Jonas Lischer, selbsternannter Mobilitätsberater

SBB-Kundenberater Jonas Lischer versucht Leute, die den öffentlichen Verkehr noch wenig nutzen, für diesen zu begeistern, indem er sie aktiv über dessen Nachhaltigkeit und gute Angebote aufklärt. Das hilft dem Klima und dem SBB-Umsatz.

Wer Jonas Lischer im Reisezentrum Olten bei der Arbeit zuschaut, fällt auf, dass er die Kundschaft immer wieder auf Angebote hinweist, die für sie attraktiv sein könnten. So bietet er allen, die noch kein Halbtax-Abo haben, systematisch eines an. «Viele Leute glauben, dass ein Halbtax mehrere hundert Franken koste, und haben von der Juniorkarte und den anderen Rabatten für Familien noch nichts gehört. Gerade Leute mit Migrationshintergrund kennen das öV-Angebot in der Schweiz oft noch zu wenig und sind darum dankbar für diese Informationen.»

Nachhaltige Mobilität verkaufen

Das wichtigste Verkaufsargument von Jonas Lischer aber ist der Beitrag des öV zum Klima- und Umweltschutz.

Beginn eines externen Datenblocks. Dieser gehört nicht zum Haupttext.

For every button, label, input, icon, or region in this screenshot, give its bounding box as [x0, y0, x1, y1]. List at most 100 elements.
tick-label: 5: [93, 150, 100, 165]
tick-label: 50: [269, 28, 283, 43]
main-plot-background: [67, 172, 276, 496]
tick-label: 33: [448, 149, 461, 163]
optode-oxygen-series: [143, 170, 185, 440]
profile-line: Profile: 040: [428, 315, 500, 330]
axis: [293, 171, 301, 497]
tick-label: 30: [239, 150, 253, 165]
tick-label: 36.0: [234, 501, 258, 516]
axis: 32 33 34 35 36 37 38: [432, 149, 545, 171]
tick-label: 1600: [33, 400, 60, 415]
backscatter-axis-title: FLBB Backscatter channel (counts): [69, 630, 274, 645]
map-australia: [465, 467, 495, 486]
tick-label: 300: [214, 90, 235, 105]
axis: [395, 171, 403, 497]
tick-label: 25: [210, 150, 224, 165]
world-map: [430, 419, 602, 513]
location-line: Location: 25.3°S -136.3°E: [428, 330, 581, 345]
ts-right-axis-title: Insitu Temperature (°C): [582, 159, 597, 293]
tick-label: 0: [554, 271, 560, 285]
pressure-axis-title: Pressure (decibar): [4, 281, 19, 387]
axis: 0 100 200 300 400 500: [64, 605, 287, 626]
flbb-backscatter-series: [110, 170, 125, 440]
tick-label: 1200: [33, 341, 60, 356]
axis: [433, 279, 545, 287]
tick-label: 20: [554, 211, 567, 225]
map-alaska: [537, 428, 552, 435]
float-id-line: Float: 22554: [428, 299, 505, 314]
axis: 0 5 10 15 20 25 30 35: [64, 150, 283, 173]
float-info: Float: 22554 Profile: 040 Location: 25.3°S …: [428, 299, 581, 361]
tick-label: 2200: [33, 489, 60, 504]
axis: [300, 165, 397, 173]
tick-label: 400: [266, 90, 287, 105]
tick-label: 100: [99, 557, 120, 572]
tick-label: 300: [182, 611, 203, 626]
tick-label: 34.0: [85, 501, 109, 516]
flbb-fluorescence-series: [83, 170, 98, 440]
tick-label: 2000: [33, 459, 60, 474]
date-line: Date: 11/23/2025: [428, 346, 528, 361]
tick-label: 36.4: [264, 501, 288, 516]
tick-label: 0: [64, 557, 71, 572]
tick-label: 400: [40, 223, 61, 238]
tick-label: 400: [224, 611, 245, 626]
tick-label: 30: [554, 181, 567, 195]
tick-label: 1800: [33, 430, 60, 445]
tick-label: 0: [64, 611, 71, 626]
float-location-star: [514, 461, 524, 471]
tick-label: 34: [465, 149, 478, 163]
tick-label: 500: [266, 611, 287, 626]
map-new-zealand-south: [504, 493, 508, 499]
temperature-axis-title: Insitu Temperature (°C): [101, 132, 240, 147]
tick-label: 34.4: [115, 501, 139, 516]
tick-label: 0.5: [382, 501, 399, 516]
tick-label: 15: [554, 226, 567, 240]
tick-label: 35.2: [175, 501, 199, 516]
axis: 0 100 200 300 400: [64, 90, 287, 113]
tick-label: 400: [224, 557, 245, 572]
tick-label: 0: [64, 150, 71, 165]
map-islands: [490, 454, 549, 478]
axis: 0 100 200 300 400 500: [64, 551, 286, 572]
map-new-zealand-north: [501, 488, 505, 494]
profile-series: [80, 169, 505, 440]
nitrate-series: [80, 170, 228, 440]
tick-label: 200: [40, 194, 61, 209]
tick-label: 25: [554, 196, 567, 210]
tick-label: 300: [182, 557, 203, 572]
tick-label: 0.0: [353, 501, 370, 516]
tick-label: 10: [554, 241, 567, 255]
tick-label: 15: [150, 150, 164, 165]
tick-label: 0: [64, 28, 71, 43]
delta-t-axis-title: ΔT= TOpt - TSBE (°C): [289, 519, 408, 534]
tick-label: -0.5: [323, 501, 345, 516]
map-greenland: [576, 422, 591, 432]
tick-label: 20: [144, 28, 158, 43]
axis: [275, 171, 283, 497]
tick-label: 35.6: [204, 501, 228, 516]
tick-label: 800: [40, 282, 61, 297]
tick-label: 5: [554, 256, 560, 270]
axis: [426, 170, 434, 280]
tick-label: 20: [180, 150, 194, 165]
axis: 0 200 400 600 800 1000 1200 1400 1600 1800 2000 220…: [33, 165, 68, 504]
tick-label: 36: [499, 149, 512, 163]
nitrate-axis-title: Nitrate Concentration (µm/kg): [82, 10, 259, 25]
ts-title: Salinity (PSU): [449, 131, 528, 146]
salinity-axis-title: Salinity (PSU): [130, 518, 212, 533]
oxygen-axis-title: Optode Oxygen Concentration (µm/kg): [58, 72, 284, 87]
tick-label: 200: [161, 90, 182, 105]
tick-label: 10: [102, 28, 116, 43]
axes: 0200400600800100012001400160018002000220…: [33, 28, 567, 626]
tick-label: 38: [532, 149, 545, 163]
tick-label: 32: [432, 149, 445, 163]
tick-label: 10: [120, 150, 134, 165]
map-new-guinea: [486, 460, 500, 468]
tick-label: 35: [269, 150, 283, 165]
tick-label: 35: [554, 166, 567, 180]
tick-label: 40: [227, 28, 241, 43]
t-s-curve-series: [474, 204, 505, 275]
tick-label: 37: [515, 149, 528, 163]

Darum sieht er es schon lange als seine Aufgabe an, «als Botschafter für den öV möglichst viele Leute für diese nachhaltige Mobilitätsform zu akquirieren». Seit er selber zwei Mädchen (6 und 2) hat, dünkt es ihn noch wichtiger, «für die nächste Generation zur Natur zu schauen. Mit dem öV haben wir eines der besten Produkte, welches entschieden dazu beiträgt. Ich will niemanden bekehren, spreche die Leute aber aktiv darauf an. Wenn ich ihnen sage, dass für das Klima zumindest ein Mix zwischen öV und Auto gut wäre, ohne dass sie ganz auf das Auto verzichten müssen, ist das ja nicht so brutal. Viele finden dann, das stimme eigentlich, und kaufen schon mal eine Juniorkarte und später ein Halbtax.» Durch Nachfragen hat Jonas Lischer auch schon Flugreisende dazu gebracht, mit der Bahn zum Flughafen zu fahren, statt sich hinbringen zu lassen.

«Wenn wir uns vom Mobilitätskuchen ein grösseres Stück abschneiden wollen, ist es wichtig, dass wir Kundenberater:innen den Mut haben, als selbsternannte Mobilitätsberater mit Nachfragen etwas weiter zu gehen als bisher üblich», ist Jonas Lischer überzeugt. «Die SBB könnte mit einer Berufsbildveränderung dazu beitragen, dass sich jeder von uns noch mehr mit unserem Kerngeschäft identifiziert.»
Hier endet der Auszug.